Malgré tout, on peut dorénavant trouver deci-delà quelques soli potables, pas désagréables, et dans le ton. Paradoxalement - et heureusement - la seule intervention qui s'étire, tire néanmoins son épingle du jeu grâce à une utilisation futée (ou bien roublarde ?) d'une réverbe stratosphérique, d'une wah-wah ample et de la puissance d'amplis surchauffés (un peu comme on peut quelques fois l'entendre sur certains témoignages lives des années 68 à 73).
 

      On mesure toute l'importance du batteur (quelle frappe ! quel swingue !). Décidément ce Michael Miley me donne l'impression de retrouver ces fameux batteurs des années 60 et 70, que l'on disait à la fois plus techniques et groovy que leurs homologues, plus versatiles également. D'ailleurs, en aparté, Miley aborde la prise dite Tambour (
la position de la baguette dans la main dédiée à la caisse claire - soit la gauche pour les droitiers-  en opposition avec la  Prise Timballier, soit paume vers le haut) peu usitée dans le milieu du Rock. A une certaine époque, des potos, amateurs de martèlements furibonds sur des peaux, avançaient que cette prise était une preuve d'un apprentissage qui était passé par le jazz. Une technique (pas évidente au début) acquise favorisant le swingue et la rapidité (des noms ? Ian Paice, Stewart Copeland, Dennis Chambers, Carl Palmer). Quoiqu'il en soit, ce Miley est tout sauf roboratif. Il sait allier puissance et pulsation savante.
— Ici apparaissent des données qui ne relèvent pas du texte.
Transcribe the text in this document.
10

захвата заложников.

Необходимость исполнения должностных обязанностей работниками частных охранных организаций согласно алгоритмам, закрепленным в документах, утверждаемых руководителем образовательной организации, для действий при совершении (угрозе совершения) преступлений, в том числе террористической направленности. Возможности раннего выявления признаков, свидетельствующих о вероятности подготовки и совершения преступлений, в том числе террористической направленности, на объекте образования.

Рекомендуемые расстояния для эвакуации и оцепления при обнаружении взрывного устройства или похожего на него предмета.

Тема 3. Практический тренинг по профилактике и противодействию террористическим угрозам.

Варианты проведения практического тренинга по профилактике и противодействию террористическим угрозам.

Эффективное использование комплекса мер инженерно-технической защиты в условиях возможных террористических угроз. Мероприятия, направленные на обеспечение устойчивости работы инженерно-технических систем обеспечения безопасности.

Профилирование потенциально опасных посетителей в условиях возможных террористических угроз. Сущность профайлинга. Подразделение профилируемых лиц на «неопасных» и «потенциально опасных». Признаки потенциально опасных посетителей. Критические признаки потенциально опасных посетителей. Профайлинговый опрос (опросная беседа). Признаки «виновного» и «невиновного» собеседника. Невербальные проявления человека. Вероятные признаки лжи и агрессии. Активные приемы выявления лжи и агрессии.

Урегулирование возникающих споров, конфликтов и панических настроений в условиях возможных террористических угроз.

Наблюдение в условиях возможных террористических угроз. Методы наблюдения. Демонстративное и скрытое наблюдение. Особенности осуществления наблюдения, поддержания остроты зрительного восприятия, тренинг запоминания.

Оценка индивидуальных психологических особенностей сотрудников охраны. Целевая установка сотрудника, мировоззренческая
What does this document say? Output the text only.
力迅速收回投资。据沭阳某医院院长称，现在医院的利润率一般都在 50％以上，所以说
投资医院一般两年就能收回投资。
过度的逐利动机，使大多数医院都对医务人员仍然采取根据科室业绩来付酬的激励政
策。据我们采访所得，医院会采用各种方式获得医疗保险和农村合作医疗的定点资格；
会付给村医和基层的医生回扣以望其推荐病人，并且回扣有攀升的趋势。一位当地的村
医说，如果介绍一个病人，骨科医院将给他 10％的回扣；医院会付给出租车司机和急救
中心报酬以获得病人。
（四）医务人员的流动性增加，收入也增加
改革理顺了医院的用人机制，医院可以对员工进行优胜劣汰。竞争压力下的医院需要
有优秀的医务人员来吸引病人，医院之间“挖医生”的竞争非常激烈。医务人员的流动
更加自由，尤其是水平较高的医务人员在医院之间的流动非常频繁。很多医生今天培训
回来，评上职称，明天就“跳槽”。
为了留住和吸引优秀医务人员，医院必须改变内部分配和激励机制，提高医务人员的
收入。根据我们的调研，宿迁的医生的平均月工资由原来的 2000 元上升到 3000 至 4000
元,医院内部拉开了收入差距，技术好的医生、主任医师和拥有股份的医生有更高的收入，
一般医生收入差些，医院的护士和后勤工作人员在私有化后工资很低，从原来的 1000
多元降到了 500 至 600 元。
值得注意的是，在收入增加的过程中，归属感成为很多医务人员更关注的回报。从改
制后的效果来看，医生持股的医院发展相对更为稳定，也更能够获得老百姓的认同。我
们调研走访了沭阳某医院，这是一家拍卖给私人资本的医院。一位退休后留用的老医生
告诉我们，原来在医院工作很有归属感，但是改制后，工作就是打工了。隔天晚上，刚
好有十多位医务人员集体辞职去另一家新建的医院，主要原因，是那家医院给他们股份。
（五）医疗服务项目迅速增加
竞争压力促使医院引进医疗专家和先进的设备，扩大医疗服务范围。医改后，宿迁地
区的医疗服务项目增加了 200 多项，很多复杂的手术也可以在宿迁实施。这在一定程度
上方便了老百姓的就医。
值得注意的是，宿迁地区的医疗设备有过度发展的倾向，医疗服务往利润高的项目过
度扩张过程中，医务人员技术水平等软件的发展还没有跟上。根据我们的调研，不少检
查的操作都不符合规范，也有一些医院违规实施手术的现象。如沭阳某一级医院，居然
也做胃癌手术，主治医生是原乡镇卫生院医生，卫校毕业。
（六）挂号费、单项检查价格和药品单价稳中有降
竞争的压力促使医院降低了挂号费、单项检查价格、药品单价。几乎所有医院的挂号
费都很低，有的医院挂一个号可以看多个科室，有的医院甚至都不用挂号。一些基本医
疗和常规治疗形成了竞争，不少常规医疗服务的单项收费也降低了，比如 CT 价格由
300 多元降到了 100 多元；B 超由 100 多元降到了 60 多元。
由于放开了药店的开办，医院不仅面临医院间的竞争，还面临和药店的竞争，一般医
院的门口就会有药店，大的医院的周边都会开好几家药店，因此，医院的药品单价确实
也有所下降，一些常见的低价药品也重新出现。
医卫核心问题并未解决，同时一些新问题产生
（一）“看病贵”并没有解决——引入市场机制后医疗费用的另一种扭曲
     Quant au travail de Robin Everhart on n'est guère étonné qu'il ait complété son éducation musicale, via un cursus jazz, à l'UNT, une université du Texas (Denton). Il cite volontiers, pêle-mêle, pour heros, sources d'influences : Sting, Flea, John Entwistle, James Jamerson, Larry Graham, John Paul Jones, Verdine White, John Patitucci, Paul Jackson Jr., Prince, Paul McCartney et Paul Chambers. Des musiciens qui ont marqué irrévocablement les groupes dans lesquels ils ont officié. Et devant lesquels, il n'a pas à rougir (hormis Entwistle).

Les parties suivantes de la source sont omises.